Israel em busca de votos no Líbano
Em 2026, o atual primeiro-ministro Benjamin Netanyahu conduziu uma série de ataques israelenses ao Líbano, com a justificativa de mirar grupos terroristas como Hamas e Hezbollah. Analistas afirmam que as medidas renderiam dividendos eleitorais de cidadãos que apoiam políticas expansionistas, parcela fundamental para a manutenção de base no Parlamento e continuidade de Netanyahu no cargo.
Recentemente, a Turquia expediu mandados internacionais de prisão contra ele e outras autoridades israelenses, acusadas de sabotar corredores humanitários rumo à Gaza e praticar genocídio. O ministro da Justiça, Akin Gurlek, obedeceu determinação de um tribunal de Istambul, despachada em 14 de julho. Há dois anos, o Tribunal Penal Internacional emitira uma mandado de prisão contra o primeiro-ministro por crimes de guerra e contra a humanidade.
Em entrevista ao jornal britânico The Guardian, o chefe da Defesa Civil de Nabatieh, ao sul do Líbano, disse que o Exército de Israel estaria lançando vários sinalizadores em uma área florestal de Khiam. Chamados à lidar com incêndios constantes, bombeiros da região acusaram Israel de queimar intencionalmente vegetação, oliveiras e campos agrícolas. Hussein Fakih contou sobre o uso de pequeno drones incendiários e projéteis de fósforo branco.

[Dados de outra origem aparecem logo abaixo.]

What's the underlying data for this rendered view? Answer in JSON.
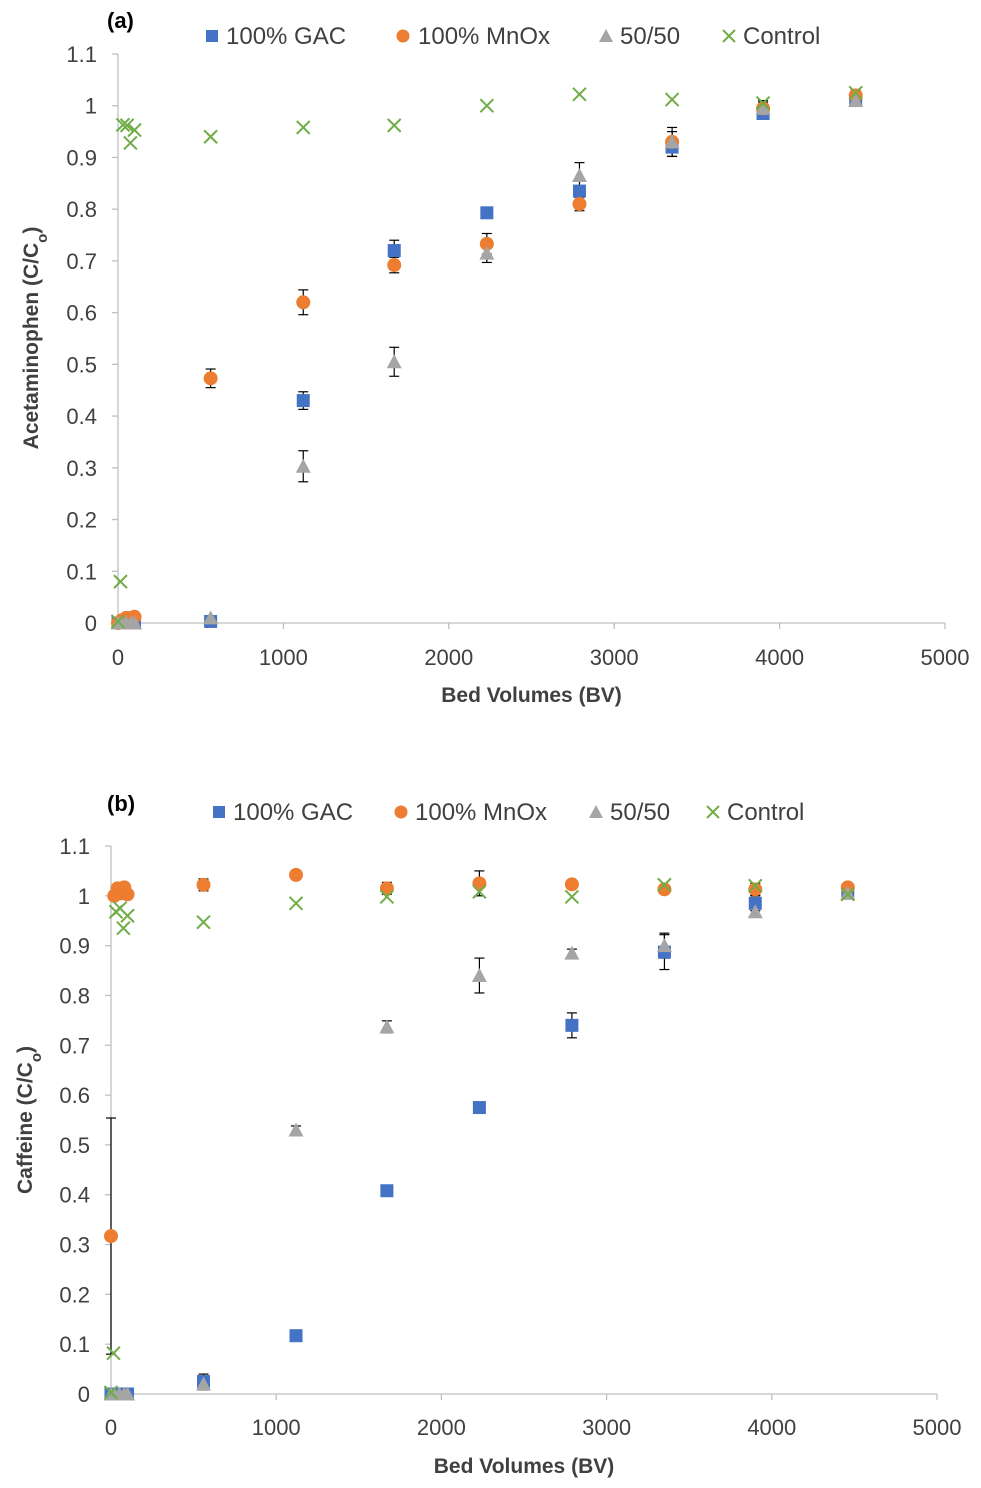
{
  "colors": {
    "gac": "#4472C4",
    "mnox": "#ED7D31",
    "mix": "#A5A5A5",
    "control": "#70AD47",
    "axis": "#BFBFBF",
    "error": "#000000"
  },
  "chart_data": [
    {
      "type": "scatter",
      "panel_label": "(a)",
      "xlabel": "Bed Volumes (BV)",
      "ylabel_main": "Acetaminophen (C/C",
      "ylabel_sub": "o",
      "ylabel_end": ")",
      "xlim": [
        0,
        5000
      ],
      "ylim": [
        0,
        1.1
      ],
      "xticks": [
        0,
        1000,
        2000,
        3000,
        4000,
        5000
      ],
      "yticks": [
        0,
        0.1,
        0.2,
        0.3,
        0.4,
        0.5,
        0.6,
        0.7,
        0.8,
        0.9,
        1,
        1.1
      ],
      "grid": false,
      "legend_position": "top",
      "series": [
        {
          "name": "100% GAC",
          "marker": "square",
          "color": "#4472C4",
          "x": [
            0,
            20,
            50,
            80,
            100,
            560,
            1120,
            1670,
            2230,
            2790,
            3350,
            3900,
            4460
          ],
          "y": [
            0,
            0,
            0,
            0,
            0,
            0.003,
            0.43,
            0.72,
            0.793,
            0.835,
            0.92,
            0.985,
            1.01
          ],
          "err": [
            0,
            0,
            0,
            0,
            0,
            0,
            0.017,
            0.02,
            0,
            0.01,
            0.018,
            0.01,
            0.008
          ]
        },
        {
          "name": "100% MnOx",
          "marker": "circle",
          "color": "#ED7D31",
          "x": [
            0,
            20,
            50,
            80,
            100,
            560,
            1120,
            1670,
            2230,
            2790,
            3350,
            3900,
            4460
          ],
          "y": [
            0,
            0.005,
            0.01,
            0.01,
            0.012,
            0.473,
            0.62,
            0.692,
            0.733,
            0.81,
            0.93,
            0.995,
            1.02
          ],
          "err": [
            0,
            0,
            0,
            0,
            0,
            0.018,
            0.024,
            0.015,
            0.02,
            0.013,
            0.02,
            0.015,
            0.01
          ]
        },
        {
          "name": "50/50",
          "marker": "triangle",
          "color": "#A5A5A5",
          "x": [
            0,
            20,
            50,
            80,
            100,
            560,
            1120,
            1670,
            2230,
            2790,
            3350,
            3900,
            4460
          ],
          "y": [
            0,
            0,
            0,
            0,
            0,
            0.01,
            0.303,
            0.505,
            0.715,
            0.865,
            0.93,
            0.995,
            1.01
          ],
          "err": [
            0,
            0,
            0,
            0,
            0,
            0,
            0.03,
            0.028,
            0.018,
            0.025,
            0.028,
            0.012,
            0.008
          ]
        },
        {
          "name": "Control",
          "marker": "x",
          "color": "#70AD47",
          "x": [
            0,
            15,
            30,
            55,
            75,
            100,
            560,
            1120,
            1670,
            2230,
            2790,
            3350,
            3900,
            4460
          ],
          "y": [
            0.003,
            0.08,
            0.963,
            0.962,
            0.928,
            0.953,
            0.94,
            0.958,
            0.962,
            1.0,
            1.022,
            1.012,
            1.005,
            1.025
          ],
          "err": [
            0,
            0,
            0,
            0,
            0,
            0,
            0,
            0,
            0,
            0,
            0,
            0,
            0,
            0
          ]
        }
      ]
    },
    {
      "type": "scatter",
      "panel_label": "(b)",
      "xlabel": "Bed Volumes (BV)",
      "ylabel_main": "Caffeine (C/C",
      "ylabel_sub": "o",
      "ylabel_end": ")",
      "xlim": [
        0,
        5000
      ],
      "ylim": [
        0,
        1.1
      ],
      "xticks": [
        0,
        1000,
        2000,
        3000,
        4000,
        5000
      ],
      "yticks": [
        0,
        0.1,
        0.2,
        0.3,
        0.4,
        0.5,
        0.6,
        0.7,
        0.8,
        0.9,
        1,
        1.1
      ],
      "grid": false,
      "legend_position": "top",
      "series": [
        {
          "name": "100% GAC",
          "marker": "square",
          "color": "#4472C4",
          "x": [
            0,
            20,
            50,
            80,
            100,
            560,
            1120,
            1670,
            2230,
            2790,
            3350,
            3900,
            4460
          ],
          "y": [
            0,
            0,
            0,
            0,
            0,
            0.025,
            0.117,
            0.408,
            0.575,
            0.74,
            0.887,
            0.985,
            1.01
          ],
          "err": [
            0,
            0,
            0,
            0,
            0,
            0.015,
            0,
            0,
            0,
            0.025,
            0.035,
            0.015,
            0.008
          ]
        },
        {
          "name": "100% MnOx",
          "marker": "circle",
          "color": "#ED7D31",
          "x": [
            0,
            20,
            40,
            60,
            80,
            100,
            560,
            1120,
            1670,
            2230,
            2790,
            3350,
            3900,
            4460
          ],
          "y": [
            0.317,
            1.0,
            1.015,
            1.005,
            1.017,
            1.003,
            1.022,
            1.042,
            1.015,
            1.025,
            1.023,
            1.013,
            1.013,
            1.017
          ],
          "err": [
            0.237,
            0,
            0,
            0,
            0,
            0,
            0.012,
            0,
            0.012,
            0.025,
            0,
            0.008,
            0.012,
            0.008
          ]
        },
        {
          "name": "50/50",
          "marker": "triangle",
          "color": "#A5A5A5",
          "x": [
            0,
            20,
            50,
            80,
            100,
            560,
            1120,
            1670,
            2230,
            2790,
            3350,
            3900,
            4460
          ],
          "y": [
            0,
            0,
            0,
            0,
            0,
            0.02,
            0.53,
            0.737,
            0.84,
            0.885,
            0.9,
            0.968,
            1.005
          ],
          "err": [
            0,
            0,
            0,
            0,
            0,
            0.012,
            0.008,
            0.012,
            0.035,
            0.008,
            0.025,
            0.008,
            0.008
          ]
        },
        {
          "name": "Control",
          "marker": "x",
          "color": "#70AD47",
          "x": [
            0,
            15,
            30,
            55,
            75,
            100,
            560,
            1120,
            1670,
            2230,
            2790,
            3350,
            3900,
            4460
          ],
          "y": [
            0.003,
            0.082,
            0.968,
            0.975,
            0.935,
            0.96,
            0.947,
            0.985,
            0.998,
            1.008,
            0.998,
            1.022,
            1.02,
            1.003
          ],
          "err": [
            0,
            0,
            0,
            0,
            0,
            0,
            0,
            0,
            0,
            0,
            0,
            0,
            0,
            0
          ]
        }
      ]
    }
  ]
}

De acordo com Israel, o Hezbollah teria usado repetidas vezes a mata para cobertura e escavação de túneis, o que daria aval às ofensivas. Como o Exército do Líbano atua em cooperação, os bombeiros só podem apagar incêndios em áreas de acesso permitido. A equipe conseguiu auxiliar perto de Kfarchouba e entre Jezzine e o Vale de Bekaa Ocidental, enquanto outras matas mantiveram a queima desesfreada.